Для окружающих – соседей, друзей, коллег и прочих – бедственное положение семьи не являлось секретом. Самые сердобольные старались помочь им, чем могли. А самые бездушные – осуждали и обливали неприязнью, словно бедность была достойна высочайшего презрения. На собственные же пороки, скрытые маской добродетели, такие люди привыкли закрывать глаза, хотя, по-честному, презирать стоило их самих.
В один из зимних дней в детском саду Лена отделилась от группы играющих ребят. Она удобно устроилась в ложе скрипучего мягкого снега, за верандой – вдали от зорких прищуренных глаз престарелой воспитательницы Галины Николаевны. По дороге в сад Лена нашла маленькую упаковку от «Тик-Так»: сейчас, заполнив её снегом, она воображала, будто поедает вкуснейшее мороженое. Снег меньше всего напоминал любимое лакомство – безвкусный, хрустящий, холодный, он таял во рту и превращался в воду. Но в воображении маленькой девочки холодная масса, словно по волшебству, приобретала вкус и напоминала сладкий пломбир в бумажной упаковке.

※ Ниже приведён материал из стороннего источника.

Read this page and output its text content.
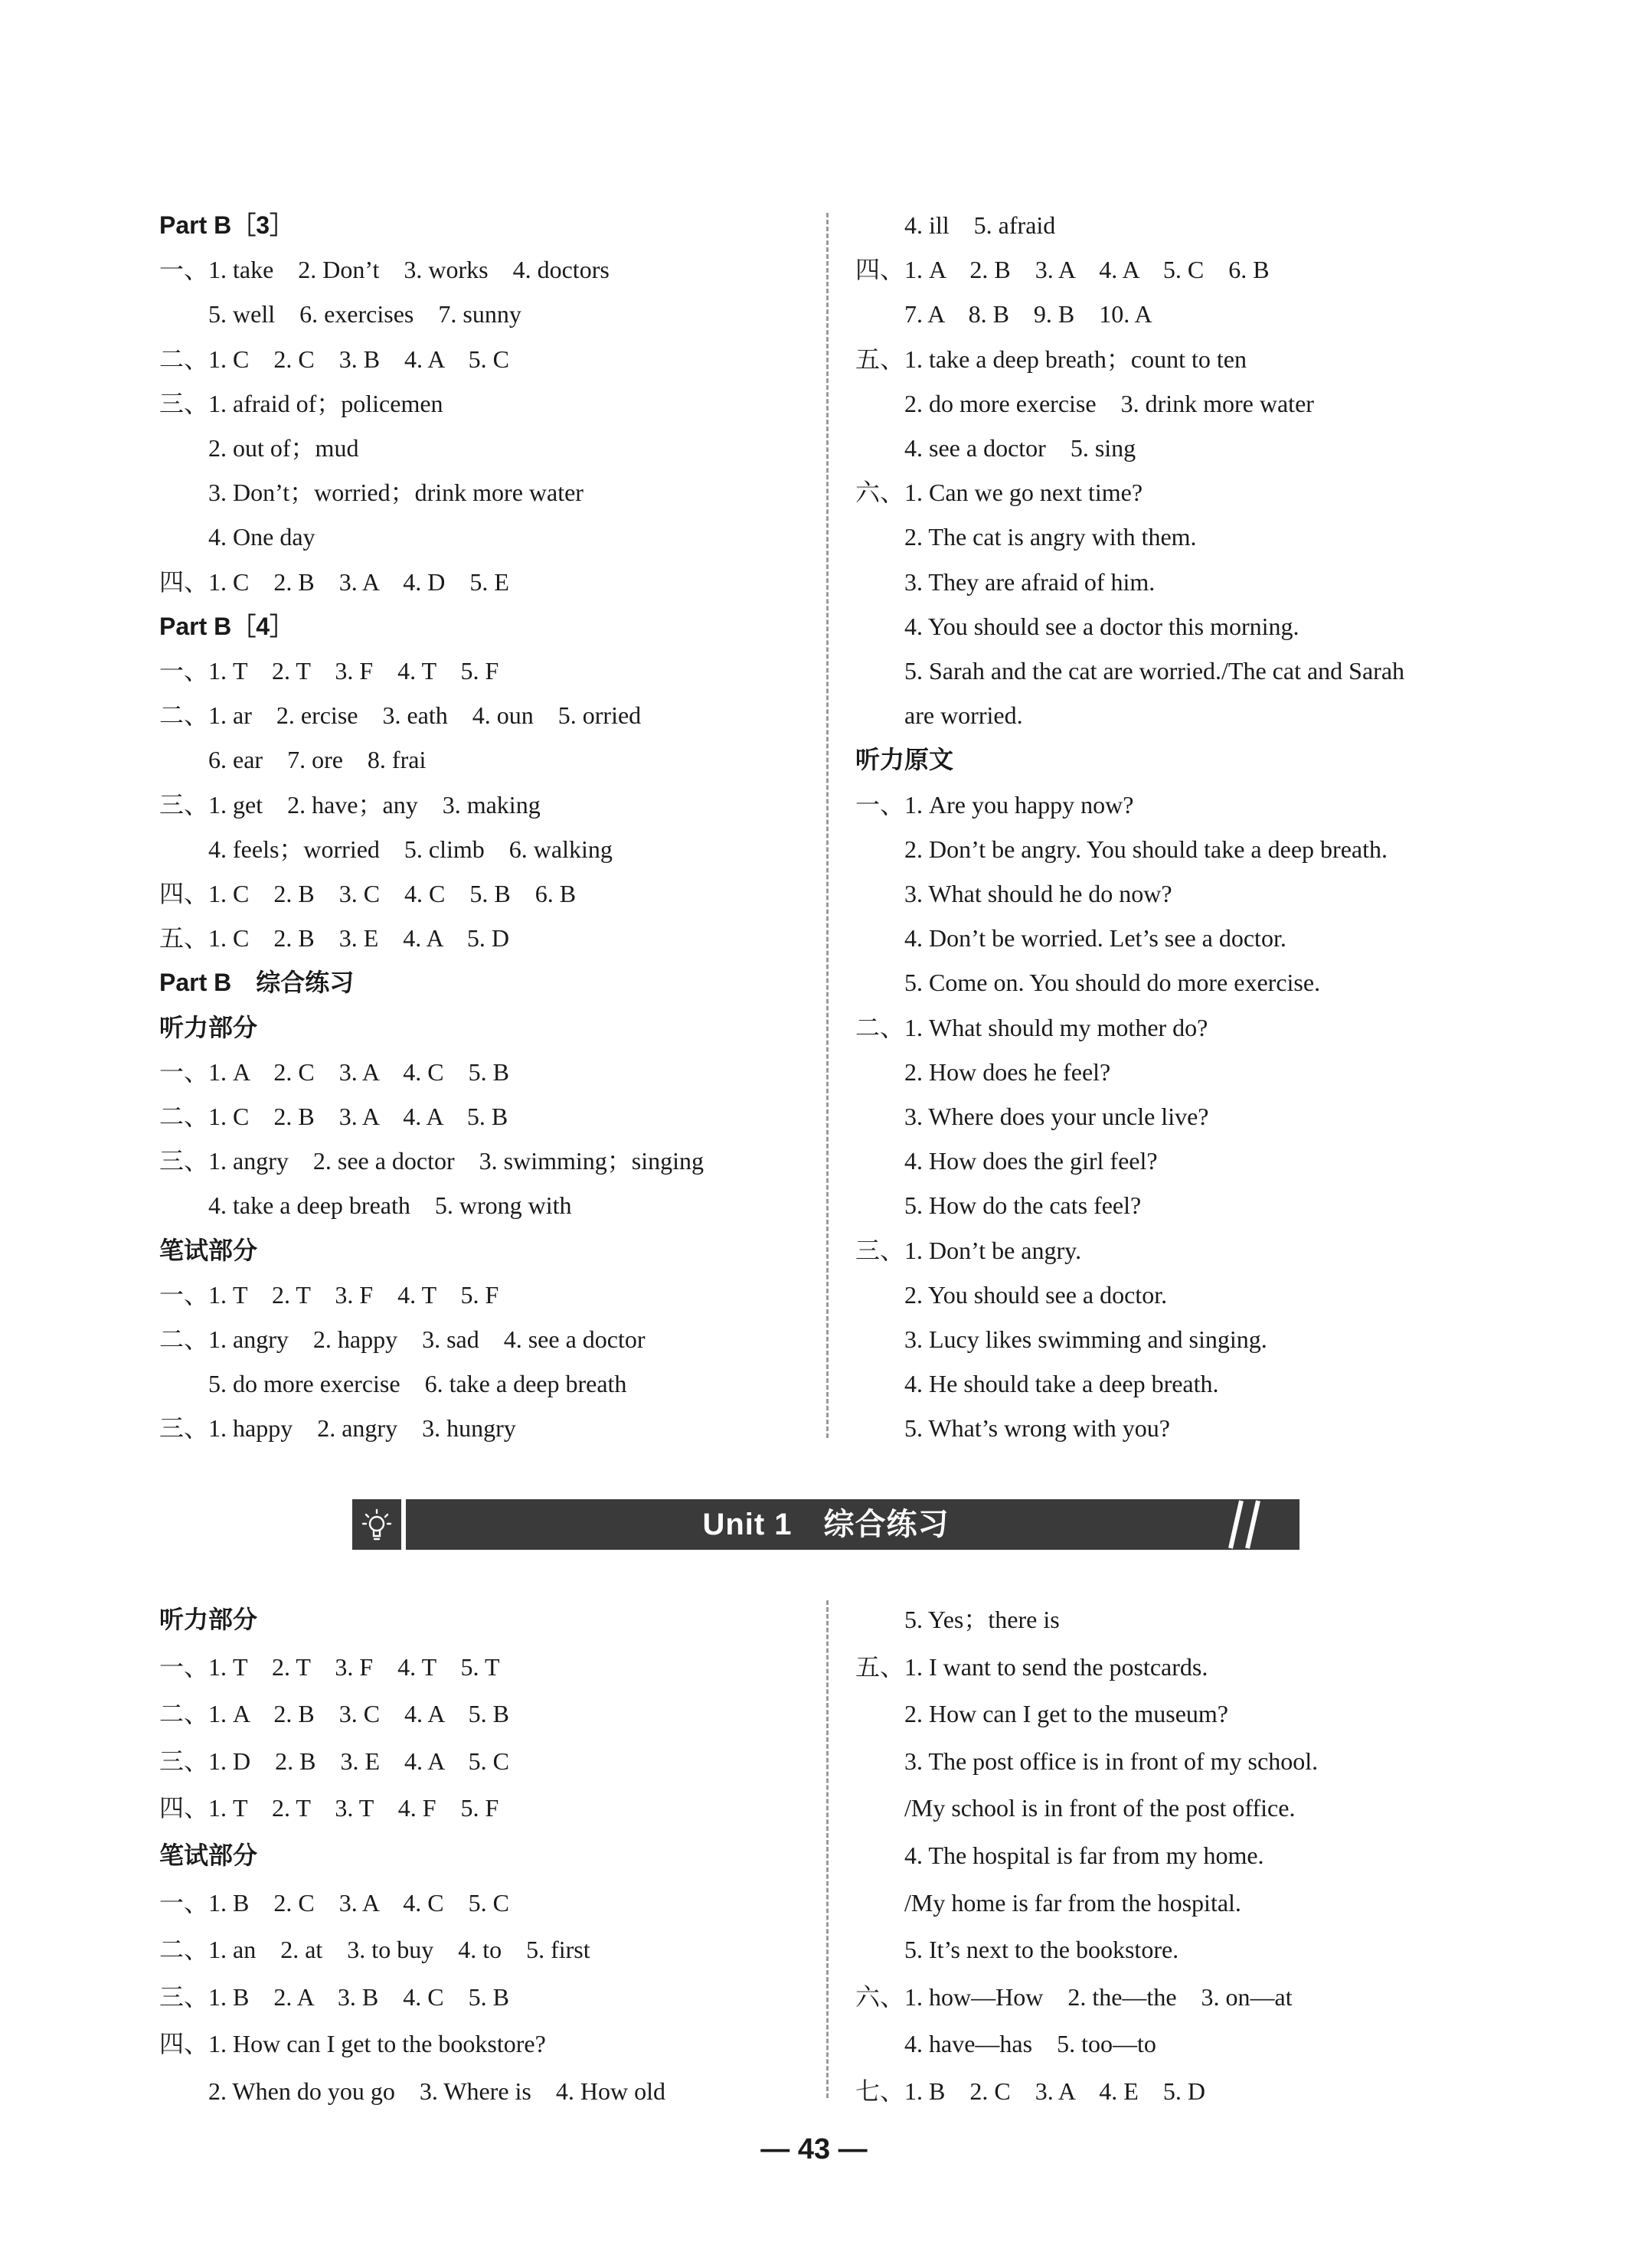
Part B［3］
一、1. take　2. Don’t　3. works　4. doctors
　　5. well　6. exercises　7. sunny
二、1. C　2. C　3. B　4. A　5. C
三、1. afraid of；policemen
　　2. out of；mud
　　3. Don’t；worried；drink more water
　　4. One day
四、1. C　2. B　3. A　4. D　5. E
Part B［4］
一、1. T　2. T　3. F　4. T　5. F
二、1. ar　2. ercise　3. eath　4. oun　5. orried
　　6. ear　7. ore　8. frai
三、1. get　2. have；any　3. making
　　4. feels；worried　5. climb　6. walking
四、1. C　2. B　3. C　4. C　5. B　6. B
五、1. C　2. B　3. E　4. A　5. D
Part B　综合练习
听力部分
一、1. A　2. C　3. A　4. C　5. B
二、1. C　2. B　3. A　4. A　5. B
三、1. angry　2. see a doctor　3. swimming；singing
　　4. take a deep breath　5. wrong with
笔试部分
一、1. T　2. T　3. F　4. T　5. F
二、1. angry　2. happy　3. sad　4. see a doctor
　　5. do more exercise　6. take a deep breath
三、1. happy　2. angry　3. hungry
　　4. ill　5. afraid
四、1. A　2. B　3. A　4. A　5. C　6. B
　　7. A　8. B　9. B　10. A
五、1. take a deep breath；count to ten
　　2. do more exercise　3. drink more water
　　4. see a doctor　5. sing
六、1. Can we go next time?
　　2. The cat is angry with them.
　　3. They are afraid of him.
　　4. You should see a doctor this morning.
　　5. Sarah and the cat are worried./The cat and Sarah
　　are worried.
听力原文
一、1. Are you happy now?
　　2. Don’t be angry. You should take a deep breath.
　　3. What should he do now?
　　4. Don’t be worried. Let’s see a doctor.
　　5. Come on. You should do more exercise.
二、1. What should my mother do?
　　2. How does he feel?
　　3. Where does your uncle live?
　　4. How does the girl feel?
　　5. How do the cats feel?
三、1. Don’t be angry.
　　2. You should see a doctor.
　　3. Lucy likes swimming and singing.
　　4. He should take a deep breath.
　　5. What’s wrong with you?
Unit 1　综合练习
听力部分
一、1. T　2. T　3. F　4. T　5. T
二、1. A　2. B　3. C　4. A　5. B
三、1. D　2. B　3. E　4. A　5. C
四、1. T　2. T　3. T　4. F　5. F
笔试部分
一、1. B　2. C　3. A　4. C　5. C
二、1. an　2. at　3. to buy　4. to　5. first
三、1. B　2. A　3. B　4. C　5. B
四、1. How can I get to the bookstore?
　　2. When do you go　3. Where is　4. How old
　　5. Yes；there is
五、1. I want to send the postcards.
　　2. How can I get to the museum?
　　3. The post office is in front of my school.
　　/My school is in front of the post office.
　　4. The hospital is far from my home.
　　/My home is far from the hospital.
　　5. It’s next to the bookstore.
六、1. how—How　2. the—the　3. on—at
　　4. have—has　5. too—to
七、1. B　2. C　3. A　4. E　5. D
— 43 —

– Галина Николаевна! – вскричала вдруг одна из девочек. Белокурая Дашенька, всеобщая любимица и главная задира, показывала на Лену пальцем. – Она ест снег! Она совсем дура!
Леночка, застигнутая на месте преступления, густо покраснела. А когда рядом раздались грозные шаги, и над ней нависла тень в старом чёрном пальто, у девочки и вовсе сердце в пятки ушло. Морщинистое лицо Галины Николаевны побледнело, губы сжались в полоску. Человек, посвящающий жизнь воспитанию детей, в воображении моралистов предстаёт воплощением доброты, заботы, понимания и ответственности. В Галине Николаевне, воспитательнице с двадцатилетним стажем, ни одного из перечисленных качеств не было и в помине. Больше, чем собственных подопечных, она ненавидела только их родителей. А семья Лены, вдобавок, вызывала в ней чувства брезгливости и отвращения.
– Ты что делаешь? – закричала она, схватив перепуганного ребёнка за капюшон. Из перекошенного рта брызгали капли слюны. – Совсем с ума сошла? Ты что, дома тоже снег жрёшь? Тебя так родители научили, да?
Она потащила девочку по сугробам, словно мешок, и дала команду другим детям:
– А ну все за мной! Кира, дай мне свою лопатку!
Кира послушно подсунула воспитательнице лопатку. Галина Николаевна зачерпнула ею снег и наполнила маленькое пластмассовое ведёрко. Лена, сопровождаемая конвоем из ребят, бессильно плакала и стирала слёзы шарфом.
– Замолчи! Чего ревёшь? Сама виновата! Родители твои ничему тебя не научили, так я научу! Раздевайтесь, быстро! И заходите в группу!